SACRAMENTO – Jan. 28, 2020 – Following last year’s devastating fires in the Amazon and other rainforests around the world, Assemblymember Ash Kalra (D-San Jose), along with Senator Ben Allen, Assemblymembers Richard Bloom (D-Santa Monica), Eduardo Garcia (D-Coachella), and Eloise Gómez Reyes (D-Grand Terrace), and accompanied by co-sponsors Friends of the Earth, Peace 4 Animals, and Social Compassion in Legislation, today announced the introduction of AB 2002, the California Deforestation-Free Procurement Act.
“By introducing this bill, we’re giving California the opportunity to take real leadership in the fight against rainforest destruction by making our purchases – and our global impact – more transparent, more sustainable and more ethical,” said Assemblymember Kalra. “With our tropical forests increasingly at risk of fires like the ones we witnessed in 2019, we can no longer afford to ignore the global deforestation crisis. AB 2002 asserts our California values and extends environmental leadership to the protection of tropical forests, sending a powerful signal to global markets that illegal and destructive commodity-driven deforestation will no longer be tolerated.”
If passed, all California state contracts involving tropical forest-risk commodities, such as palm oil, soy, cattle, rubber, paper/pulp and timber, would require contractors to maintain a No Deforestation, No Peat, No Exploitation (NDPE) policy, and provide evidence that their operations are not linked to rainforest destruction or abuses of indigenous peoples’ rights.

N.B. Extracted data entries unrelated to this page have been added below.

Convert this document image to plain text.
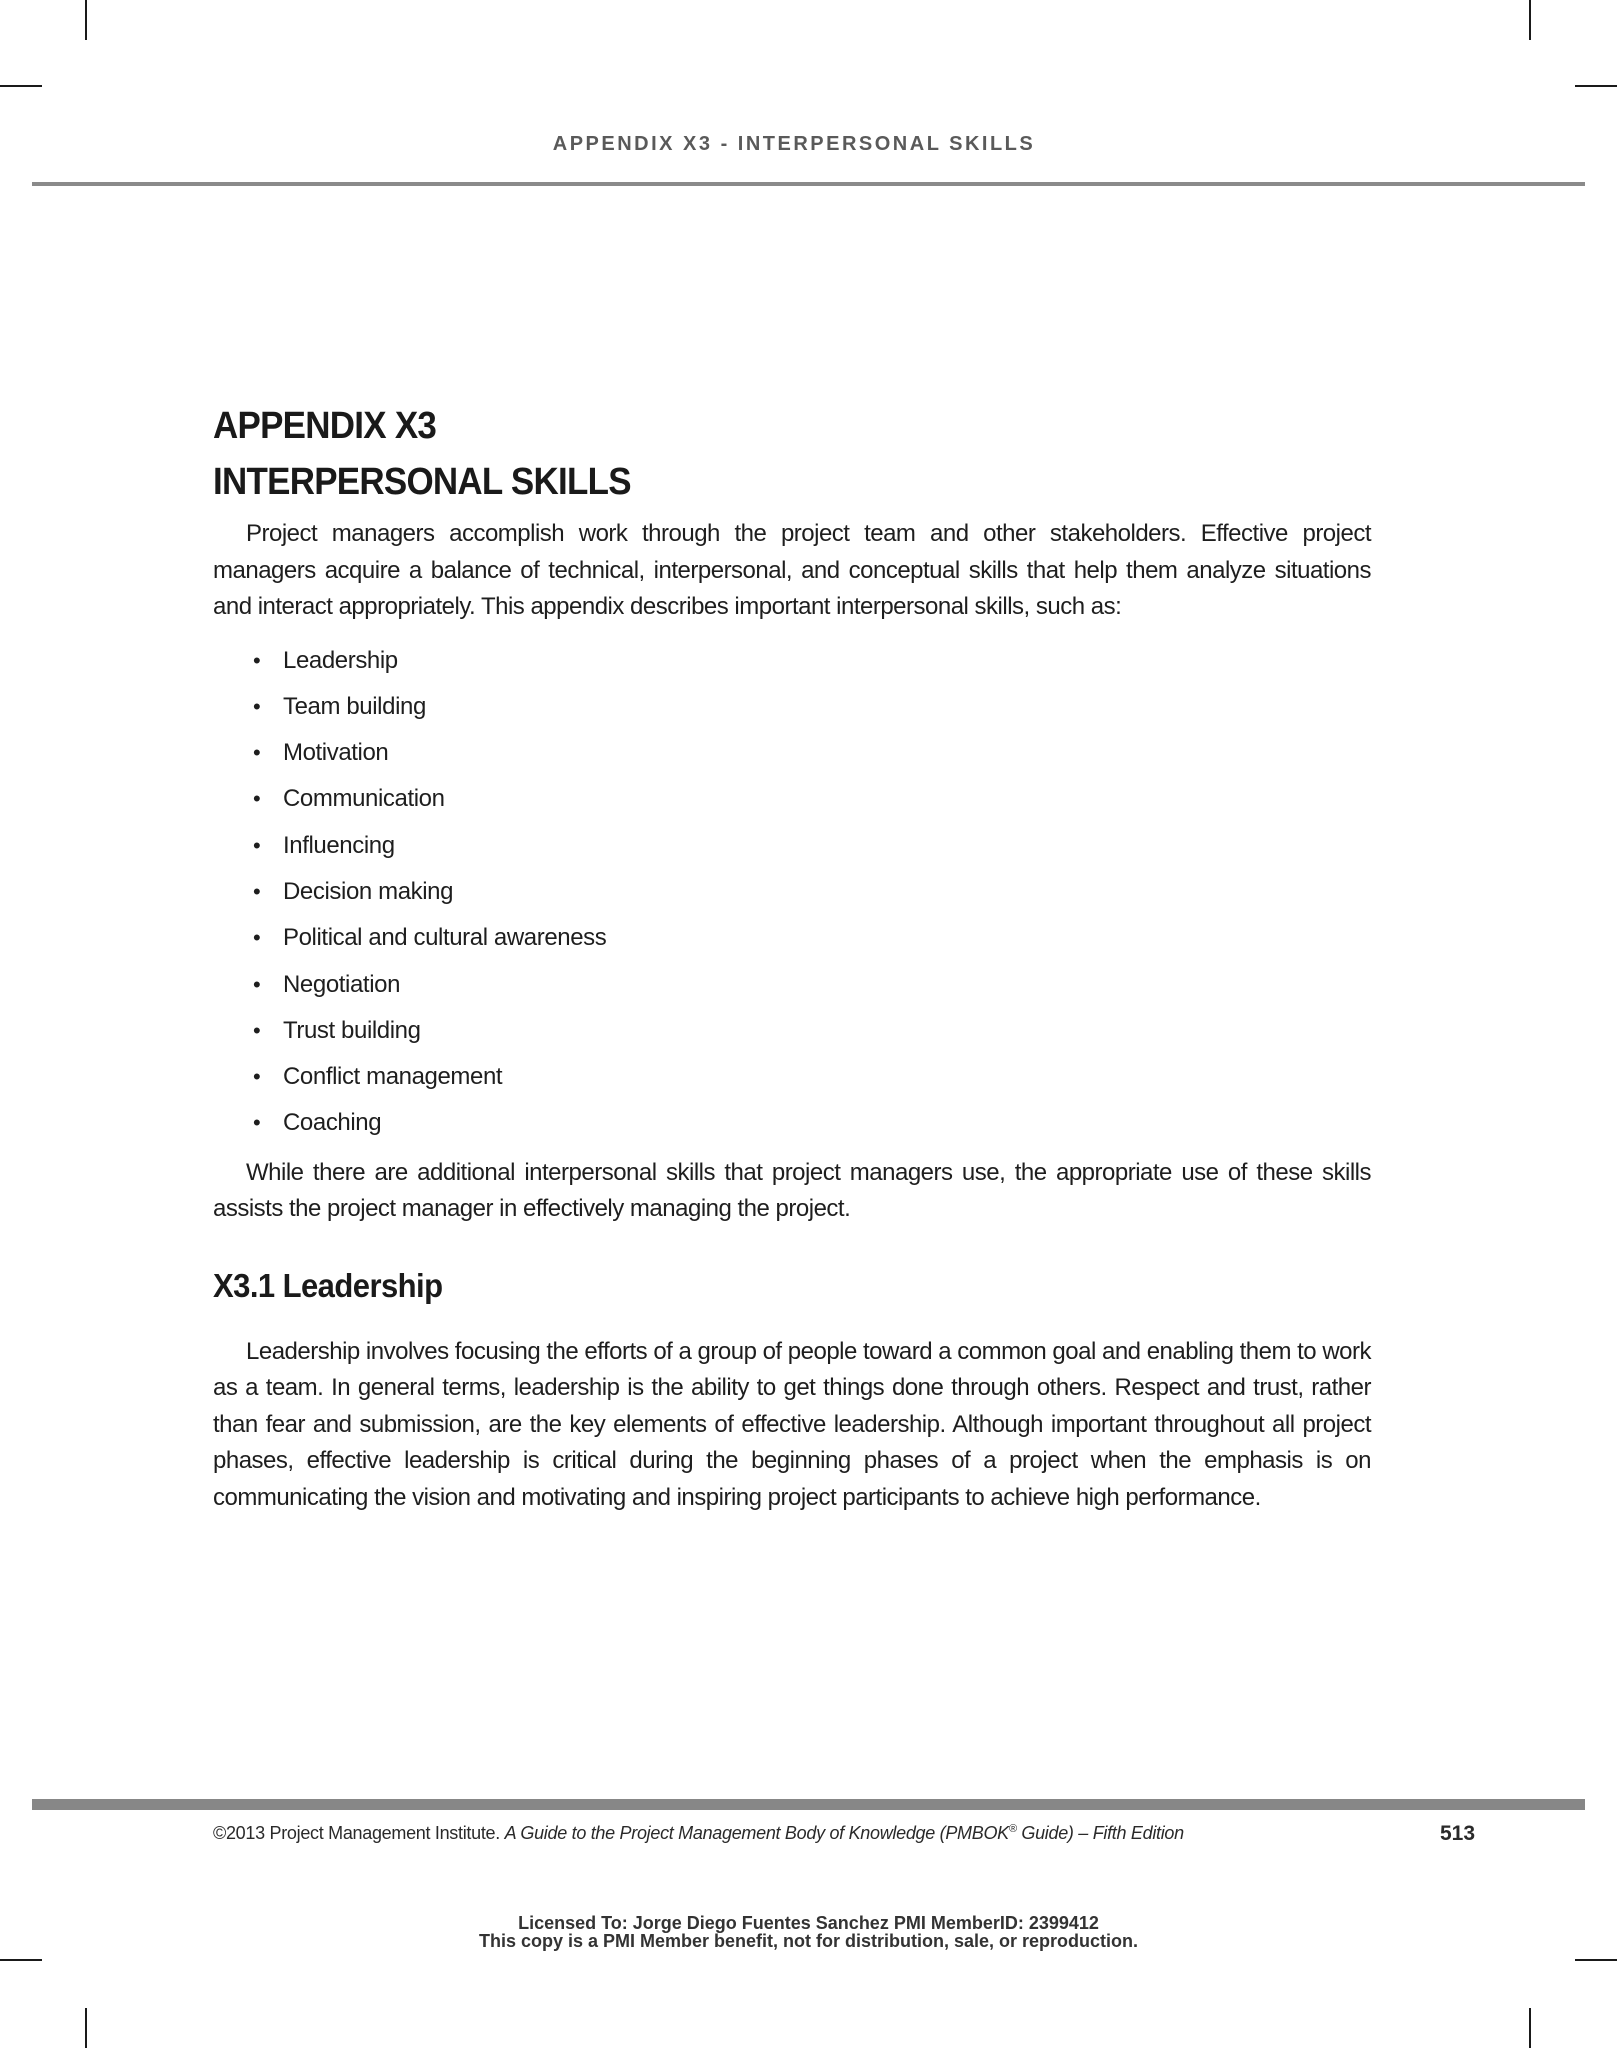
APPENDIX X3 - INTERPERSONAL SKILLS
APPENDIX X3
INTERPERSONAL SKILLS

Project managers accomplish work through the project team and other stakeholders. Effective project managers acquire a balance of technical, interpersonal, and conceptual skills that help them analyze situations and interact appropriately. This appendix describes important interpersonal skills, such as:

• Leadership
• Team building
• Motivation
• Communication
• Influencing
• Decision making
• Political and cultural awareness
• Negotiation
• Trust building
• Conflict management
• Coaching

While there are additional interpersonal skills that project managers use, the appropriate use of these skills assists the project manager in effectively managing the project.

X3.1 Leadership

Leadership involves focusing the efforts of a group of people toward a common goal and enabling them to work as a team. In general terms, leadership is the ability to get things done through others. Respect and trust, rather than fear and submission, are the key elements of effective leadership. Although important throughout all project phases, effective leadership is critical during the beginning phases of a project when the emphasis is on communicating the vision and motivating and inspiring project participants to achieve high performance.

©2013 Project Management Institute. A Guide to the Project Management Body of Knowledge (PMBOK® Guide) – Fifth Edition	513
Licensed To: Jorge Diego Fuentes Sanchez PMI MemberID: 2399412
This copy is a PMI Member benefit, not for distribution, sale, or reproduction.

The world’s rainforests are in crisis. Environmental advocates and industry leaders alike agree that there is increasing recognition that such policies are the best way to prevent ongoing forest destruction. A version of the bill introduced in 2019 achieved strong bi-partisan support but failed to pass the Senate Appropriations Committee
Tropical forests cover roughly seven percent of the Earth’s surface but harbor close to half of all species on Earth. An estimated 18 million acres of forest—an area one-fifth the size of California—is lost every year, largely due to the expansion of agribusiness plantations. Tropical deforestation and related land-use changes is responsible for nearly a quarter of global carbon dioxide emissions, and is a major contributor to the global biodiversity crisis.
“We must take a stand to stop the destruction of tropical forests before there are no tropical forests or animals that depend on them left,” added Judie Mancuso, CEO and Founder of Social Compassion in Legislation. “AB 2002 builds a framework to reward companies that are doing the right thing by giving them exclusive assess to do business with the state of California and puts necessary pressure on others to do the same.”
“Tropical forests are home to the world’s greatest biodiversity; they’ve harbored and been stewarded by Indigenous Peoples since time immemorial – and they are essential for stabilizing the global climate. The rapid loss of these forests to agribusiness and overconsumption is a crisis of epic proportions. Now, California has the opportunity to use its purchasing power to tackle the root causes of forest destruction. This will be a precedent-setting policy with truly global implications,” stated Jeff Conant, Senior International Forests Program Manager, Friends of the Earth
“I have seen firsthand the heartbreaking effects of tropical deforestation,” said Katie Cleary, Founder and President of Peace 4 Animals. “We will lose our orangutans, tigers, and countless other species if we do not take meaningful steps to end tropical deforestation.”
AB 2002, has broad support from many organizations committed to defending tropical rainforests, including: the Natural Resources Defense Council, Greenpeace, Amazon Watch, Asia Pacific Environmental Network, BioFuel Watch, Center for Biological Diversity, Environmental Defense Fund, Environmental Investigation Agency, Filipina Alliance for Environmental Justice, Idle No More SF Bay, Indigenous Environmental Network, Mighty Earth, Movement Rights California, Nature Conservancy, Oxfam America, Rainforest Action Network, Stand.Earth, and Union of Concerned Scientists.